3. Les pôles de compétitivité : un dispositif menacé ?

Dans le cadre du « Pacte national pour la croissance, la compétitivité et l'emploi », une troisième phase des pôles de compétitivité a été lancée pour la période 2013-2018 . L'objectif prioritaire de cette nouvelle phase est la maximisation son impact économique, envisagée selon deux axes :

- le passage de « l'usine à projets » à « l'usine à produits d'avenir » : cet objectif vise à inciter les pôles à favoriser l'émergence de projets de R&D ayant un impact économique concret, au travers de produits, services et procédés innovants directement commercialisables sur le marché : les pôles ont vocation à accompagner davantage le passage de la R&D à l'industrialisation ;

- l'accompagnement du développement des PME/ETI, dans quatre domaines en particulier : l'accès aux financeurs privés, l'internationalisation des entreprises, l'accompagnent des PME et l'anticipation des besoins en compétences.

Les pôles de compétitivité servent également de support opérationnel aux grands programmes lancés par le Gouvernement (34 plans industriels, French Tech).

Pour le moment, le soutien financier apporté par l'État aux pôles de compétitivité est sanctuarisé, à hauteur de 450 M€ sur la période 2013-2015, répartis entre 15 % pour le financement de la gouvernance des pôles et 85 % pour le financement des projets par le fonds unique interministériel.

Votre rapporteur s'inquiète cependant de la réduction annoncée du soutien de l'État . La position de l'administration est sans ambiguïté sur ce point : « La politique des pôles de compétitivité est amenée à évoluer en fonction du degré de maturité des pôles.

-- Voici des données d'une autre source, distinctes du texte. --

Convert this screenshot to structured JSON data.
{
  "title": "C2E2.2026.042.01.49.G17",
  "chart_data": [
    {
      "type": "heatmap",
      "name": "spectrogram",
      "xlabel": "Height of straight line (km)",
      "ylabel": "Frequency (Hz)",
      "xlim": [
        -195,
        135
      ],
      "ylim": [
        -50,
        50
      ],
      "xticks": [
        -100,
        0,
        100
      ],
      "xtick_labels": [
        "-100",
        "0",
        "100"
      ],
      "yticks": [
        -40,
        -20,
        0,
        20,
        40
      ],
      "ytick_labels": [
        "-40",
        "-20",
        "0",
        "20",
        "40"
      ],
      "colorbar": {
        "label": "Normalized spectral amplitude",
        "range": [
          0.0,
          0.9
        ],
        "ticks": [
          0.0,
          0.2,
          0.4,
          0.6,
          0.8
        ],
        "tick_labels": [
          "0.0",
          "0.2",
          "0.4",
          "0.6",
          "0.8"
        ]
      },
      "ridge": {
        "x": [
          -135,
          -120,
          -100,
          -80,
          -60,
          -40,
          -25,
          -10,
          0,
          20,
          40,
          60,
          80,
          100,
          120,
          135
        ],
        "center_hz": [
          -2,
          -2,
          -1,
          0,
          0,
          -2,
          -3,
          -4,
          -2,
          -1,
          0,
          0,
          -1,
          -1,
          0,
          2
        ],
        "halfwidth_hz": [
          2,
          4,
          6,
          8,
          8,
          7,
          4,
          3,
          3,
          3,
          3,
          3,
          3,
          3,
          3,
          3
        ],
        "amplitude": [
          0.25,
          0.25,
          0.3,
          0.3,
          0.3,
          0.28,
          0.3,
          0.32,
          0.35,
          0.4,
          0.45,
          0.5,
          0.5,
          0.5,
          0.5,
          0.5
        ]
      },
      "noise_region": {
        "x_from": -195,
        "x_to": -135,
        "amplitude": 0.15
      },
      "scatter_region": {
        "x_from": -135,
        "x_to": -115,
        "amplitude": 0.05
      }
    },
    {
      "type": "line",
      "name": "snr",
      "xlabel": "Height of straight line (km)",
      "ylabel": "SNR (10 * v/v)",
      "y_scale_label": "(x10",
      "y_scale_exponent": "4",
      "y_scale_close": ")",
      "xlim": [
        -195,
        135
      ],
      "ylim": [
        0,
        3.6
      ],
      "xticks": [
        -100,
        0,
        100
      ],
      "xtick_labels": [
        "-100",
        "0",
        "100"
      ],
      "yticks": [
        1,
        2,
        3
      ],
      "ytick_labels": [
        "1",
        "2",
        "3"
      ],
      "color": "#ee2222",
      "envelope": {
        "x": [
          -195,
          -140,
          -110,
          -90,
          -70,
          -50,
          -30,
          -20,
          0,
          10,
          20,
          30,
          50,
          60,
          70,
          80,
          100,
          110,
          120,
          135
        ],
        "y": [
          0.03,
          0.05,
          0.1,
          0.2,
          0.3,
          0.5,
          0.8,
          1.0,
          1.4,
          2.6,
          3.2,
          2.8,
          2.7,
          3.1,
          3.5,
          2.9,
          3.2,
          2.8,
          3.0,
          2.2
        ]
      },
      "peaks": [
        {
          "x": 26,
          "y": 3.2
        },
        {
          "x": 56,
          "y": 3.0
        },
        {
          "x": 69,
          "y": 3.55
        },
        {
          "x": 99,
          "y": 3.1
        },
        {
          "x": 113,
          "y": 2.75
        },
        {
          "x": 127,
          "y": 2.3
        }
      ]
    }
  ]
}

L'accroissement des ressources privées des pôles est un objectif clair des prochaines années . Les modèles d'affaires des pôles doivent donc continuer à se consolider ». Lors de son audition, la ministre du logement, de l'égalité des territoires et de la ruralité, a clairement affirmé qu' aucun nouvel appel à projets n'est actuellement envisagé . Votre rapporteur préfère attendre les résultats de l'évaluation en cours pour apprécier l'opportunité d'une baisse des crédits, qui n'est jamais une bonne nouvelle pour le développement économique des territoires.

4. La fin des grappes d'entreprises

La politique des grappes d'entreprises 3 ( * ) , lancée en 2009 , a pris fin en 2014 . À ce titre, aucun crédit de financement opérationnel n'est prévu depuis la LFI 2014. Le CGET continue cependant à financer l'animation du dispositif par le biais de l'association France Cluster (dont le marché court jusqu'en juin 2015).

Au total, 126 grappes d'entreprises (sur 450 candidatures) ont été labellisées à l'issue de deux appels à projets lancés au mois d'octobre 2009 (42 grappes retenues) et de juin 2010 (84 grappes retenues). Elles ont été soutenues jusqu'à la fin de 2012 pour la première vague et jusqu'à la fin 2013 pour la seconde vague.

Une évaluation du dispositif a été lancée par l'ex-Datar en janvier 2014 . Elle comporte deux volets : la caractérisation des grappes d'entreprises, résultats intermédiaires et qualification des premières retombées économiques et territoriales ; l'évaluation de la politique nationale en faveur des grappes d'entreprises (atteinte des objectifs et articulation avec les autres dispositifs de l'innovation).

Le comité de pilotage de l'étude se compose notamment du CGET, de l'Association des régions de France (ARF), de BPI France, de la Caisse des dépôts et consignations (CDC), des régions, du secrétariat général des affaires régionales (SGAR), de la Direction générale de la compétitivité, de l'industrie et des services (DGCIS) et du Commissariat général à la stratégie et à la prospective (CGSP). Les résultats de cette étude seront connus à la fin de l'année.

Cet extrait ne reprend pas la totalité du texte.